In this project we will focus on developing tools for automated activity alerts from these existing camera feeds, so the alert is issued DURING the event. The idea is to automate the alert system, and in conjunction with other available contextual information (e.g. location, information obtained through 911 or 311, web activity), use the existing camera system as an “eye” WHEN the event happens, and increase the efficiency of first responders. The goal of the project is to detect unusual or unexpected activity in the camera feeds and alert the end-user to review the data and take appropriate action.

Project Plan: The goal of this project is to demonstrate the usability of state-of-art deep learning for smart city alert generation. The student will address fundamental questions regarding machine learning and computer vision algorithm application, and data science post-processing as follows:

  1. Adapt the open-source model to the target dataset. AI-powered Computer vision allows us to design and train algorithms to reliably detect objects from overhead cameras. For object recognition in overhead low-resolution video datasets, the best algorithms struggle with objects that are small (distant car) or with the distorted view of the parking lot from the UAV (sun glare), where humans have no issues in recognizing cars in such videos. Students will refine the existing model using new training data and parameter tuning so that the model reliable identify vehicles in camera feeds.
  2. Extract vehicle tracks from multiple camera feeds. Students will connect tracks related to the same vehicle using an in-house re-identification approach and contextual data (location, camera info, user feedback).
  3. Feature-based and region-based activity algorithm refinement: student will test and refine in-house activity algorithm approach.

Project 5: Energy-aware smart parking for self-driving vehicles  (led by Dr. Chen)

Recently self-driving vehicles have attracted tremendous attention from all walks of life. They are part of smart transportation in smart cities. In self-driving vehicles, the driver hands over control to the vehicle and is no longer responsible for monitoring the system and making decisions for the vehicle. One problem facing self-driving vehicles is where to find a parking place. We assume that a self-driving vehicle goes to a campus every day (goes to school or work). There are some garages on the campus with known locations. But the availability of each garage is not known. Our goal is to design some algorithms to find the parking place so that we can save as much gas as possible over a period of time.

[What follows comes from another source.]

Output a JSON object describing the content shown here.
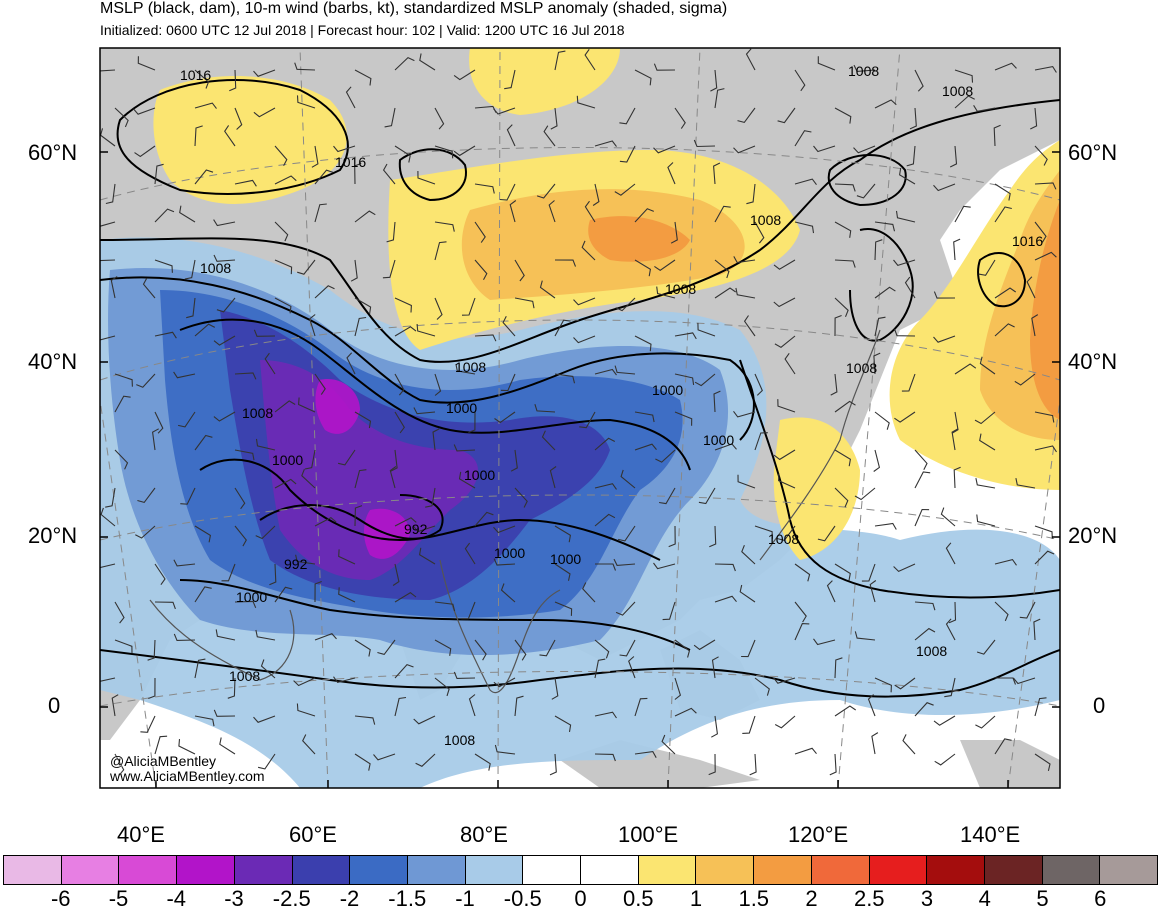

Decision making with uncertainty is a challenge and reinforcement learning provides a model for this dilemma. In reinforcement learning, there are exploration and exploitation. Exploration is where we gather new information that might lead to better decisions later and exploitation is where we make the best decision given the current information. Through exploration and exploitation, we plan to come up with algorithms to let the vehicle make wise decisions about where to go for parking.

Project Plan: Our plan for this project includes the following tasks:

  1. In the first two weeks, the students will learn some reinforcement learning concepts and algorithms.
  2. In the next three weeks, the students will work on designing parking decision algorithms using reinforcement learning techniques.
  3. In the remaining weeks, the students will conduct simulations to test and compare the performance of the proposed strategies.